CM: I mean, how do you do it? I don't know. I guess one has to decide if I did an okay job. And if I did, then I say, well, I just looked for as much stuff as I could, and then I tried to put it in order. And then the more I wrote about it, the more it made sense to me. I'm not a historian by trade, which for me was the hardest part about working on this book. I felt like I was really outside of my level of expertise. If you asked me to write a short story, I'm on it. But to sort of go at this as a historian was quite difficult. And I worried that I wouldn't do it correctly. And by the end of the process, I had sort of done enough research that I was like, well, I don't know much of anything, but I do know about this one topic from these dates to these dates in this country. I can speak to queer domestic violence in lesbian relationships in the United States between 1980 and 2010. That is a thing that I can speak to. And that's very specific. So, I had to sort of pull it together when it made sense to me, and I had to also be comfortable with the fact that I might not be right, in that I might do something wrong, which is also its own challenge.

SL: How did you reconcile with that latter part, knowing that your work is a part of this canon that at the moment has very few works in it, unfortunately, but something might go wrong. How did you deal with that?

CM: I had to just accept that it was a possibility. I had to be forward-thinking about it. I had to just know that I'm doing my best. I'm doing my utmost, and that is what I can do.

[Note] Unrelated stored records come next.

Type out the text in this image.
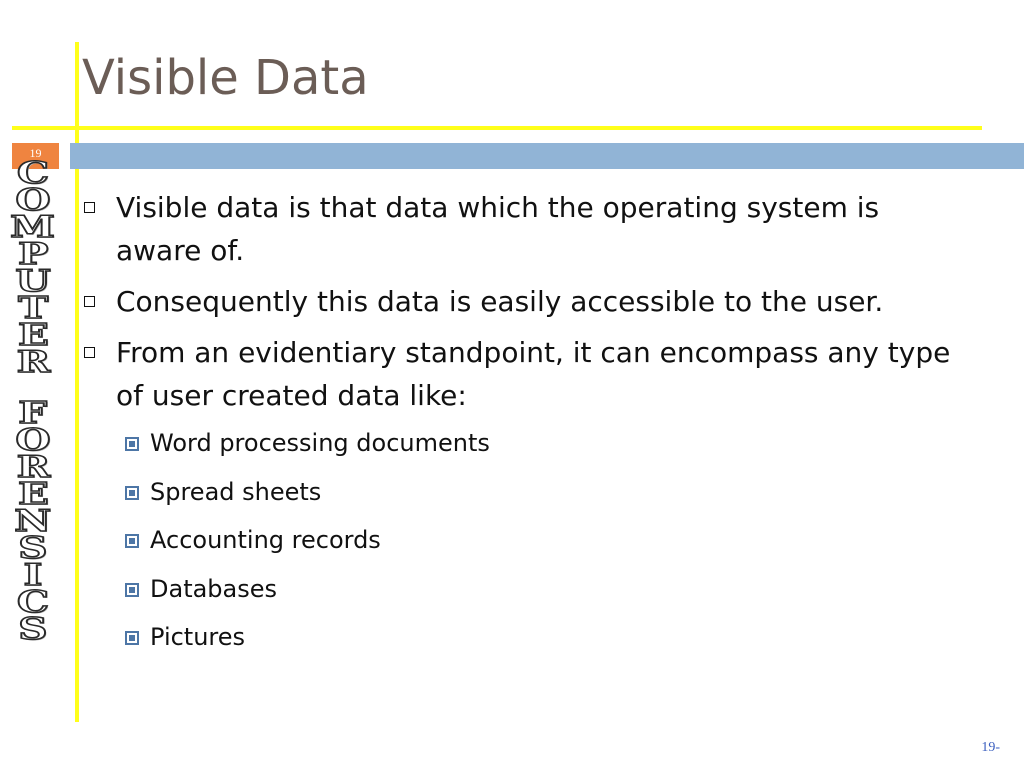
19
Visible Data
C
O
M
P
U
T
E
R
F
O
R
E
N
S
I
C
S
Visible data is that data which the operating system is aware of.
Consequently this data is easily accessible to the user.
From an evidentiary standpoint, it can encompass any type of user created data like:
Word processing documents
Spread sheets
Accounting records
Databases
Pictures
19-
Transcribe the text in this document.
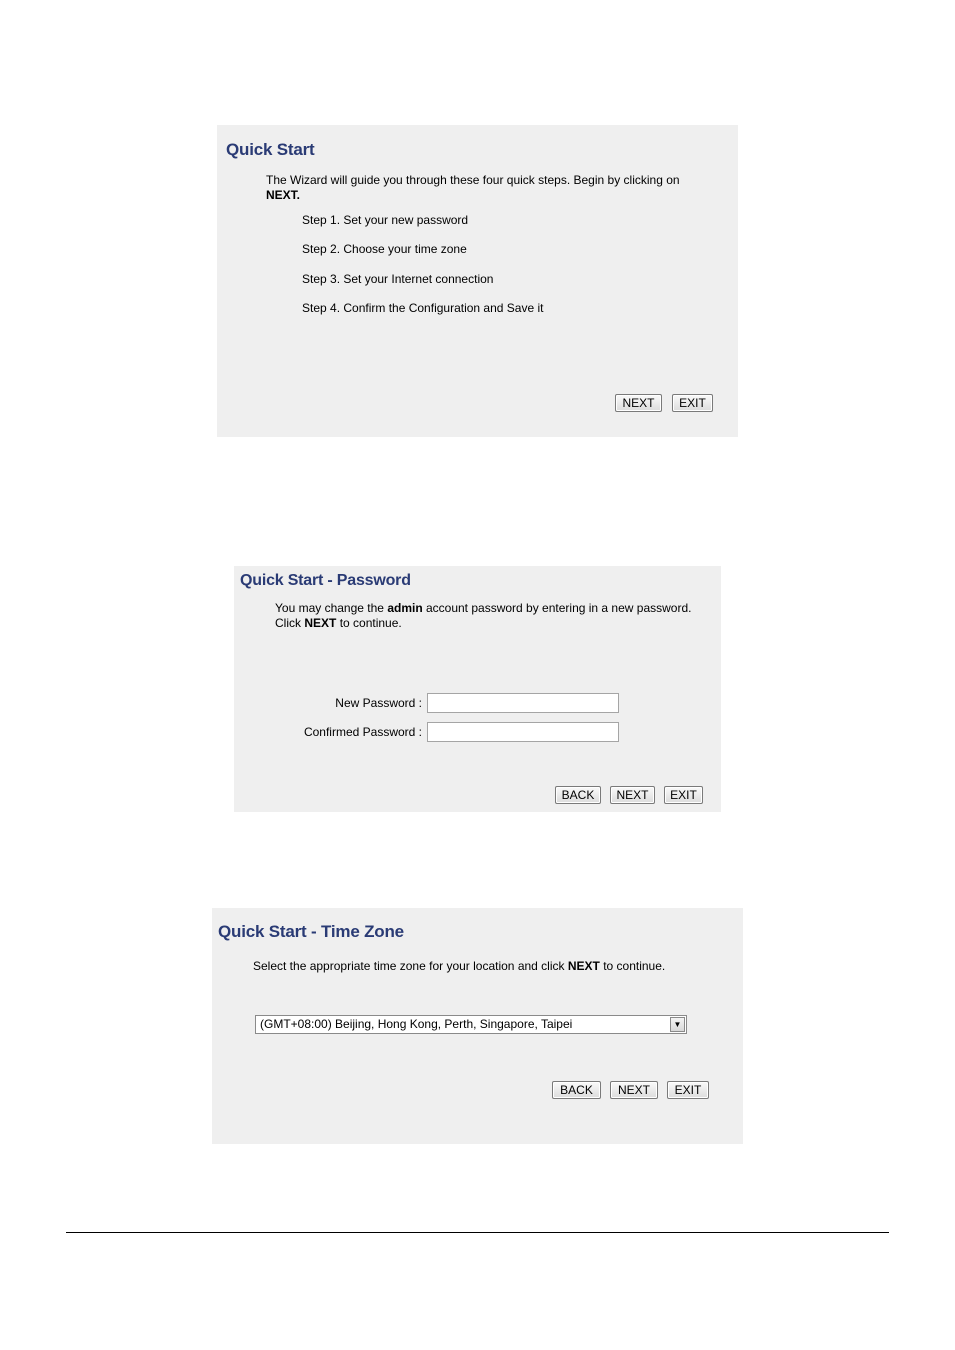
Quick Start
The Wizard will guide you through these four quick steps. Begin by clicking on
NEXT.
Step 1. Set your new password
Step 2. Choose your time zone
Step 3. Set your Internet connection
Step 4. Confirm the Configuration and Save it
NEXT	EXIT
Quick Start - Password
You may change the admin account password by entering in a new password.
Click NEXT to continue.
New Password :
Confirmed Password :
BACK	NEXT	EXIT
Quick Start - Time Zone
Select the appropriate time zone for your location and click NEXT to continue.
(GMT+08:00) Beijing, Hong Kong, Perth, Singapore, Taipei	▼
BACK	NEXT	EXIT
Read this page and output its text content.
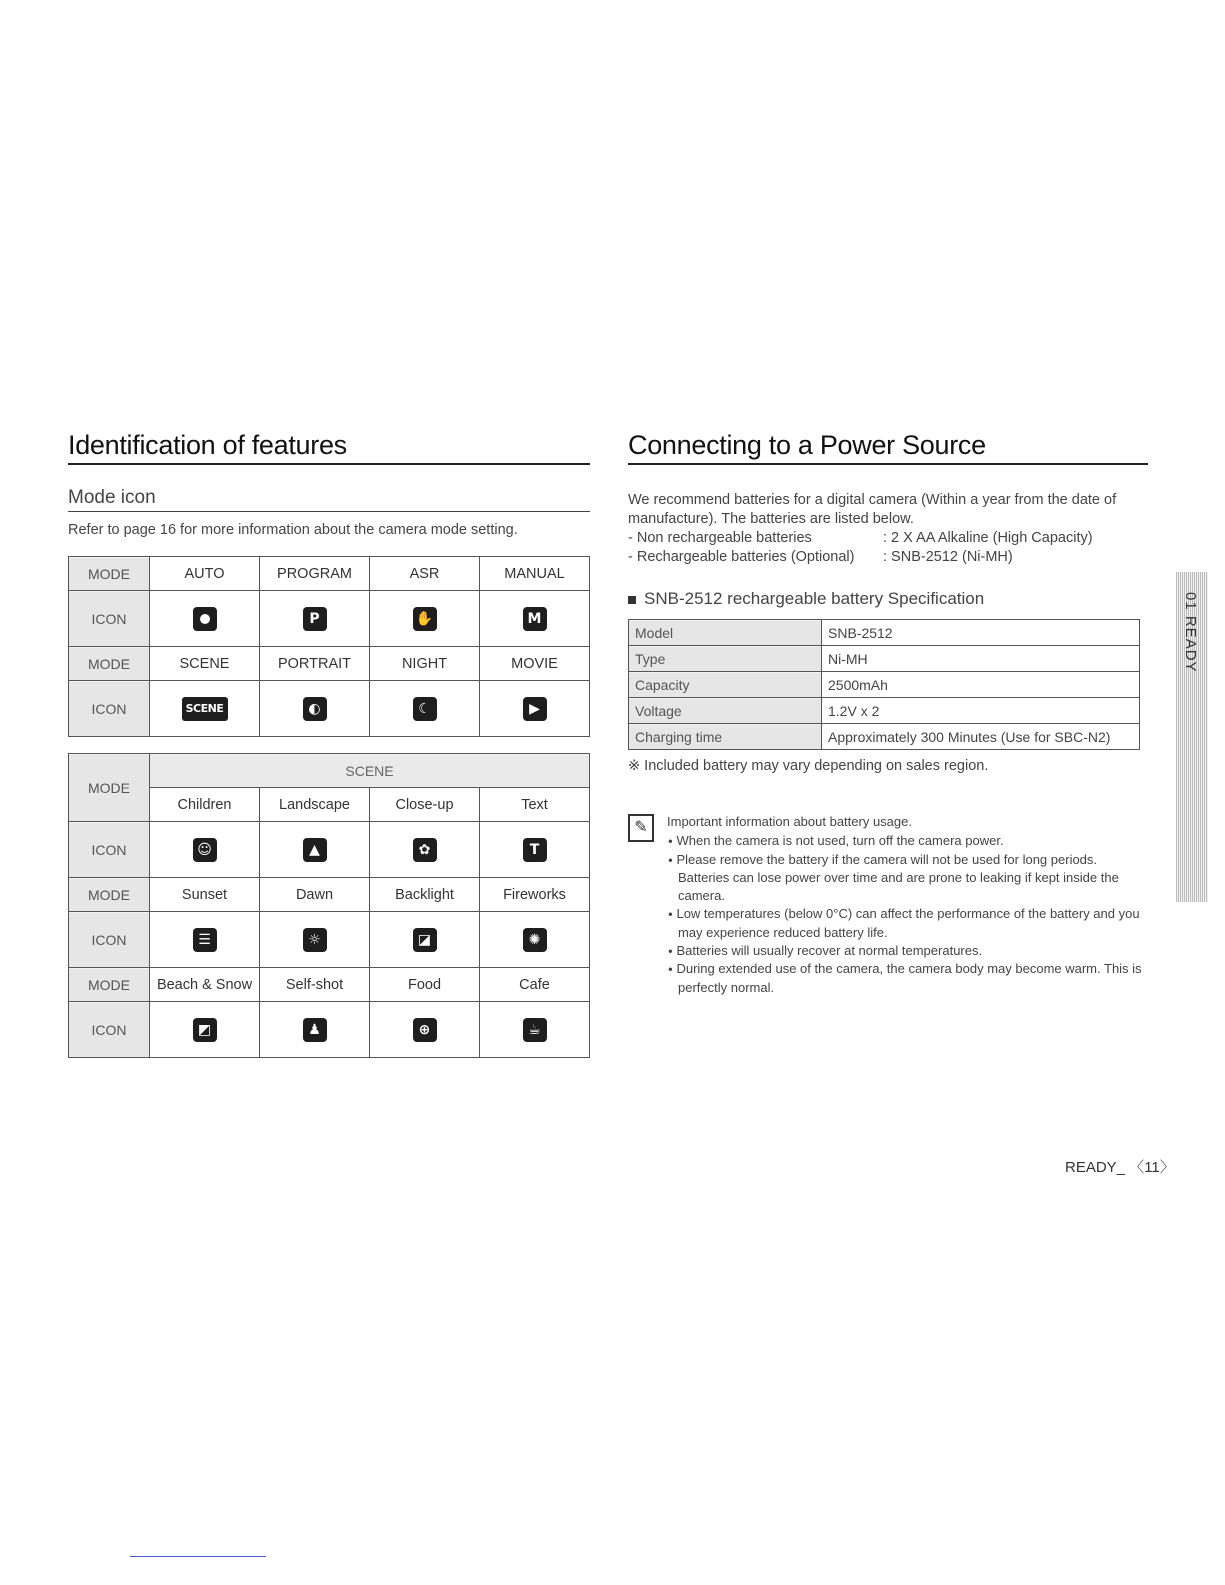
Identification of features
Mode icon
Refer to page 16 for more information about the camera mode setting.
MODE	AUTO	PROGRAM	ASR	MANUAL
ICON		P	✋	M
MODE	SCENE	PORTRAIT	NIGHT	MOVIE
ICON	SCENE	◐	☾	▶
MODE	SCENE			
	Children	Landscape	Close-up	Text
ICON	☺	▲	✿	T
MODE	Sunset	Dawn	Backlight	Fireworks
ICON	☰	☼	◪	✺
MODE	Beach & Snow	Self-shot	Food	Cafe
ICON	◩	♟	⊕	☕
Connecting to a Power Source
We recommend batteries for a digital camera (Within a year from the date of manufacture). The batteries are listed below.
- Non rechargeable batteries	: 2 X AA Alkaline (High Capacity)
- Rechargeable batteries (Optional)	: SNB-2512 (Ni-MH)
SNB-2512 rechargeable battery Specification
Model	SNB-2512
Type	Ni-MH
Capacity	2500mAh
Voltage	1.2V x 2
Charging time	Approximately 300 Minutes (Use for SBC-N2)
※ Included battery may vary depending on sales region.
✎	Important information about battery usage.
● When the camera is not used, turn off the camera power.
● Please remove the battery if the camera will not be used for long periods. Batteries can lose power over time and are prone to leaking if kept inside the camera.
● Low temperatures (below 0°C) can affect the performance of the battery and you may experience reduced battery life.
● Batteries will usually recover at normal temperatures.
● During extended use of the camera, the camera body may become warm. This is perfectly normal.
01 READY
READY_ 〈11〉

SL: To return to the theme of this issue, I am curious what thoughts or images the notion of “feast” conjures for you?

CM: Pleasure. Things we don't allow ourselves. Feast is a very interesting topic because I feel like we live in this time where the idea of a thing being a feast is so unthinkable. We've changed the language about it. We're no longer talking about low-calorie diets, but we're talking about wellness. But it's all the same kind of, like, eating disorders and body dysmorphia and body policing that we've always had, and fatphobia and things like that. So I find the fact that the theme is feast to be actually quite lovely.